Billet du 4 novembre 2022 : La logique mathématique

Nous sommes dans la soirée du 29 septembre 2004, au Stade olympique de Montréal. Dans les gradins, le long de la ligne de démarcation du champ droit, nous sommes un groupe d’amis venus assister au dernier match des Expos dans la métropole québécoise. Parmi nous se trouve un journaliste du cahier des sports du quotidien La Presse. S’il est question de baseball dans presque toutes nos discussions, nous abordons quand même le thème de la politique québécoise, notamment parce que ses représentants des années précédentes ont choisi de se retirer du projet de construction d’un nouvel amphithéâtre, rendant ainsi imminent le départ de l’équipe. Au fil de nos paroles, le scribe nous lance qu’un de ses collègues lui a déjà affirmé qu’un reporter de la tribune parlementaire pouvait bénéficier d’une carrière complète à partir de trois sujets : le débat linguistique, le débat constitutionnel et les chicanes au Parti québécois.
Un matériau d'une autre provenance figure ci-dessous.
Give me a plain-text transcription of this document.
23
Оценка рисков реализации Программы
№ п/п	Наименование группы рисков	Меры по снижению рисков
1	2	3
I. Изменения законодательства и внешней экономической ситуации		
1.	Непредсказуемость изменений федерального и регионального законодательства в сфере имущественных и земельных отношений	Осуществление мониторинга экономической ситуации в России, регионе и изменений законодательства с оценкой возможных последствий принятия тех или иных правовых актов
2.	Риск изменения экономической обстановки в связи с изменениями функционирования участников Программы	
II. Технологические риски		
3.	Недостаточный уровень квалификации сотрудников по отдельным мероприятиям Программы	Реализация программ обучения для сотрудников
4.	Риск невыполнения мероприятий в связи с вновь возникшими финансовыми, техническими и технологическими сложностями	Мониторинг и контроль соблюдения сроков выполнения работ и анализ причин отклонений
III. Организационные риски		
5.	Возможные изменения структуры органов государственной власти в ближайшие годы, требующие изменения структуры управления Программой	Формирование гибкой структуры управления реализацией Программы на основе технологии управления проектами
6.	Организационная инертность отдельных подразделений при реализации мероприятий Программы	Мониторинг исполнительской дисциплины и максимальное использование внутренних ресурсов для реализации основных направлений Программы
Force est d’admettre, depuis les derniers jours, que le PQ ne détient plus le monopole des luttes intestines amenées dans l’arène publique. Historiquement, et son existence est vieille d’un siècle et demi, le Parti libéral du Québec a toujours pris un soin jaloux de conserver à l’interne les discussions discordantes vis-à-vis de ses chefs. Jusqu’à cette semaine.

Désolant ? Ce l’était pour le PQ, ce l’est autant pour le PLQ. Puis on réalise que ces deux formations, qui se sont partagé le pouvoir en alternance durant 48 ans, n’occupent maintenant qu’un total de 23 des 125 sièges de l’Assemblée nationale. C’est une logique mathématique : à force de diviser, les quotients s’amenuisent.


Dans le cours de français

Encore cette année, dans des publicités et autres documents plus ou moins officiels, j’ai vu passer des Joyeuse Halloween et des Joyeux Halloween. Alors, quelle est la bonne orthographe ? Comme Halloween est un nom féminin, l’adjectif qui l’accompagne prend le même genre. Il faut donc opter pour joyeuse.

Également, s’il est recommandé d’écrire Halloween avec un H majuscule, plusieurs auteurs, ne lui reconnaissant pas le statut de fête officielle, utilisent la première lettre minuscule. L’événement faisant partie des mœurs au Québec, on parlera de l’Halloween, alors qu’en France, on laissera tomber le déterminant, pour fêter Halloween.


Dans le cours de français, deuxième période

La plus haute distinction littéraire accordée par le gouvernement du Québec est le prix Athanase-David. Depuis 1968, il récompense annuellement l’ensemble de l’œuvre d’une écrivaine ou d’un écrivain.

Cette semaine, pour la première fois, ce prix a été octroyé à un auteur de romans graphiques. Michel Rabagliati, à qui l’on doit la série des Paul, en est le récipiendaire. Ceci s’ajoute aux nombreuses distinctions déjà obtenues par Rabagliati. Et au-delà de tout cela, il s’agit d’une reconnaissance sans équivoque de la bande dessinée dans l’univers littéraire. Peu importe sa forme, la lecture demeure la lecture. Cette ouverture mérite d’être soulignée.


Dans le cours de musique

J’aime quand Patrice Michaud sort du nouveau matériel. Je le considère comme l’un de nos meilleurs auteurs-compositeurs-interprètes. Ses plus récentes pièces originales remontent à 2021. Toutefois, la semaine dernière, il nous a offert un mini-album dans lequel cinq de ses chansons sont revues par d’autres artistes d’ici, en collaboration avec lui.

Le mini-album s’intitule Petit voyage organisé. Pour la #musiquebleue de cette semaine, mon choix s’est arrêté sur la pièce Je t’aime quand je mens, d’après une relecture d’Alex McMahon.

Patrice Michaud – Je t’aime quand je mens (relecture d’Alex McMahon) – Petit voyage organisé – #musiquebleue

La bonne nouvelle de cette semaine

Jamais deux sans trois ! Après Florence et Anvers, Félix Auger-Aliassime a remporté le tournoi de Bâle, en plus de gagner son premier affrontement au Masters de Paris. À 22 ans, il occupe maintenant le huitième rang au classement de l’ATP. Un autre joueur canadien est-il déjà monté aussi haut dans ce palmarès ? En double, Daniel Nestor et Grant Connell ont jadis occupé le premier rang. En simple, le Montréalais Greg Rusedski est monté jusqu’au 4e échelon, mais c’était en 1997, soit deux ans après qu’il eut troqué l’unifolié canadien pour le Drapeau royal de l’Union britannique. Milos Raonic est actuellement le tennisman canadien ayant grimpé le plus haut chez les professionnels, franchissant la troisième position.